Even though Job has dismissed the idea of a mediator in this passage, the idea sticks with him. A promising idea once lodging in the brain isn’t easily eradicated. Make no mistake about it, though. The mediator he envisions is a being different from God, and is some being who has authority to make both parties to a dispute shut up and not terrify each other. People who want to see this verse as an adumbration of or longing for a Christ-like figure need to consider that the primary function of this mediator for Job is to control the unruly and threatening behavior—of God.  


The final six words of verse 35 can be dealt with more quickly.
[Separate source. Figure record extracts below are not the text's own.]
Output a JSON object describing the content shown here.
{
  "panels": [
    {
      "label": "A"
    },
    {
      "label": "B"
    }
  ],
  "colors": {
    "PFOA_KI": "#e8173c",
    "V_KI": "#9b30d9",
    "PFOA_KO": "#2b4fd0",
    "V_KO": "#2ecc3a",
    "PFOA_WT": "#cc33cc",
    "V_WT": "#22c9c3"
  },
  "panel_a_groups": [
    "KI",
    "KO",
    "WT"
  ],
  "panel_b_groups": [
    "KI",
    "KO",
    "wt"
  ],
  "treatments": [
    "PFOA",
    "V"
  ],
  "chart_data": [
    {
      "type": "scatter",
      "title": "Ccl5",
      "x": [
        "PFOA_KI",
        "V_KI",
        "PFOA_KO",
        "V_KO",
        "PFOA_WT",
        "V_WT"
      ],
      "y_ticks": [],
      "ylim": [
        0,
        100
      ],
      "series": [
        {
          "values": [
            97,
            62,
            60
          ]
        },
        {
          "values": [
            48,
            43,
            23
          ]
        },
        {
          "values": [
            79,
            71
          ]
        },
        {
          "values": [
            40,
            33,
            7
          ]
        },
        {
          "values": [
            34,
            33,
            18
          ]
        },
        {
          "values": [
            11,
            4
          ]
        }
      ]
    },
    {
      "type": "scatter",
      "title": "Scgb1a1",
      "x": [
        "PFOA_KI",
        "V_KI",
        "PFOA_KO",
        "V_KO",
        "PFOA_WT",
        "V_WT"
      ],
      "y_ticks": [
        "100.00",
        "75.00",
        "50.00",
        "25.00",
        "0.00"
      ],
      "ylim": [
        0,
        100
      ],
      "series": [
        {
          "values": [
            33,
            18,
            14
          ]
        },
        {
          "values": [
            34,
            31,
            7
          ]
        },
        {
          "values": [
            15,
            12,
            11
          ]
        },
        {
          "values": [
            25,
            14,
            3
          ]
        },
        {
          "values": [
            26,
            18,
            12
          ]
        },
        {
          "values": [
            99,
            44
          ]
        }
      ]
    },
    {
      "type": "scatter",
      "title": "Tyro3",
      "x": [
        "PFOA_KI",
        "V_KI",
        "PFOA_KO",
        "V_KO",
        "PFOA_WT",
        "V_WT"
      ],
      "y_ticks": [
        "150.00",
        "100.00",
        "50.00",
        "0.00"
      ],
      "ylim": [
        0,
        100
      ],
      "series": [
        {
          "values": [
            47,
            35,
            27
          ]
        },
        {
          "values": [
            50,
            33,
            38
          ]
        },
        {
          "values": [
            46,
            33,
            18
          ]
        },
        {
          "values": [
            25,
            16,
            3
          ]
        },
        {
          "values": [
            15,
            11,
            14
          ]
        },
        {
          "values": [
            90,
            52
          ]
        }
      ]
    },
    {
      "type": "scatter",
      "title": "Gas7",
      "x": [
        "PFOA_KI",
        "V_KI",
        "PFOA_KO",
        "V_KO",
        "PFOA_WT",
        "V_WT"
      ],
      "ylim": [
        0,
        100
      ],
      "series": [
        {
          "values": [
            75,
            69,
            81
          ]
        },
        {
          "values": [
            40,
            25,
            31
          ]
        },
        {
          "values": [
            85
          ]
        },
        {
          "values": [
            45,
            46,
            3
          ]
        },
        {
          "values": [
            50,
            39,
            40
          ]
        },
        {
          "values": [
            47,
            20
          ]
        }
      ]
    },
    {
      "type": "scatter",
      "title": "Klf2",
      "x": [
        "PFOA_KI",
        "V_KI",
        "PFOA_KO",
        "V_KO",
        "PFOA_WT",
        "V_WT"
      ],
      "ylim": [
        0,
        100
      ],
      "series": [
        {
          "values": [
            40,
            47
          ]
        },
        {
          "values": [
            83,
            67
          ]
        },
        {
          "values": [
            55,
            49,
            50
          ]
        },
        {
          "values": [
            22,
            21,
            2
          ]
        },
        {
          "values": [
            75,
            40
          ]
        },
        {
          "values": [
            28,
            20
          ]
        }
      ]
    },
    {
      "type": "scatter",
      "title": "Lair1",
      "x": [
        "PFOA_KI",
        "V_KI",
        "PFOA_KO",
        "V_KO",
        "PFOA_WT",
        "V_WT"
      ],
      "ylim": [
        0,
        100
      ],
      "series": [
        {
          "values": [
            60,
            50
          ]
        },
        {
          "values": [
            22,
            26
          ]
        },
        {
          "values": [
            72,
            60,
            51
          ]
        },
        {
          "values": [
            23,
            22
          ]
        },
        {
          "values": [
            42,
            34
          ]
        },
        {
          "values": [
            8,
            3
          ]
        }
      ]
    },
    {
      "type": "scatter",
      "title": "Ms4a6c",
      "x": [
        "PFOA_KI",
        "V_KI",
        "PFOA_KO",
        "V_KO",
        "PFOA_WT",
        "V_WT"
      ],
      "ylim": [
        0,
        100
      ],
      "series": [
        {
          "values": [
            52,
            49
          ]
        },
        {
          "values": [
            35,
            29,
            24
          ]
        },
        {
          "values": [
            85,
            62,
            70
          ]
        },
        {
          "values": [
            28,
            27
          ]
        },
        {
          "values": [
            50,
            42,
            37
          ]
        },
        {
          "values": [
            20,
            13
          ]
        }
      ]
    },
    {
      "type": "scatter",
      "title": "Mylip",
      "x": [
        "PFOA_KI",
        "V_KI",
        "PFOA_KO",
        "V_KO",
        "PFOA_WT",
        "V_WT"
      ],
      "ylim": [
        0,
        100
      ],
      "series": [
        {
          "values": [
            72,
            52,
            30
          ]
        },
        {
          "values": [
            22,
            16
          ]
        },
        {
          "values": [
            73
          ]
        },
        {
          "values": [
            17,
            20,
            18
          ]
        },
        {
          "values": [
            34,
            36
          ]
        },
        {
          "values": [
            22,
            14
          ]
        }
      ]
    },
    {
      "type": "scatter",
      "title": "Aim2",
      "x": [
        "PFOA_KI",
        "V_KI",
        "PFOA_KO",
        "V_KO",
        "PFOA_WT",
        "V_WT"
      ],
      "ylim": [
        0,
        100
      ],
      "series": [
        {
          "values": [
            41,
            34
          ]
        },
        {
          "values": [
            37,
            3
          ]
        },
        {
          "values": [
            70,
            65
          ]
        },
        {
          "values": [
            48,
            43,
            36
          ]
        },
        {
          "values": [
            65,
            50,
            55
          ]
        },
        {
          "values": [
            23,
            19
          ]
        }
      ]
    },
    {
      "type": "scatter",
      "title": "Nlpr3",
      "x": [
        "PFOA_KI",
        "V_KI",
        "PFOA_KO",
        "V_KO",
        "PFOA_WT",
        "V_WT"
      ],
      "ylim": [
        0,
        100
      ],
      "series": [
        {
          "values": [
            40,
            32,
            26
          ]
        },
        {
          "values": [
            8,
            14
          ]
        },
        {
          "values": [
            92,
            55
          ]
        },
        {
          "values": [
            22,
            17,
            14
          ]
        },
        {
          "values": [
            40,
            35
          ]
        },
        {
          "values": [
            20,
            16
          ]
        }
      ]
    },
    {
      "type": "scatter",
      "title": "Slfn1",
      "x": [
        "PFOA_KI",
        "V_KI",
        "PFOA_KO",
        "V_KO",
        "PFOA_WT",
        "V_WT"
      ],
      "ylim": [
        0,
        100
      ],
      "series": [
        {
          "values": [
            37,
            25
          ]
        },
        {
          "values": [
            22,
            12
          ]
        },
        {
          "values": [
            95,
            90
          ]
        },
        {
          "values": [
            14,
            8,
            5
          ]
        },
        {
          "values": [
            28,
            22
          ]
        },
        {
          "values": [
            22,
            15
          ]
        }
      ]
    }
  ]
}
Some commentators frankly say that the words are “unintelligible.” Literally, they read, “For/because not thus I myself with me/myself.” Those who are inclined to find meaning in these words might use them to confirm what has just been said by Job in 9:33-35, i.e., that Job by himself cannot effect such a change, cannot bring about this kind of system. Because Job realizes he can’t solve his problem on his own, he needs help. Another way of rendering the words, however, is “”I am not so in myself,” which may mean nothing or may mean that “in my own consciousness I am not such that I should fear God.” I think the safer course is to claim victory with 9:33-35a and attribute verse 35b to what we now see as a common Joban device of introducing unclarity after one clear thought has been presented.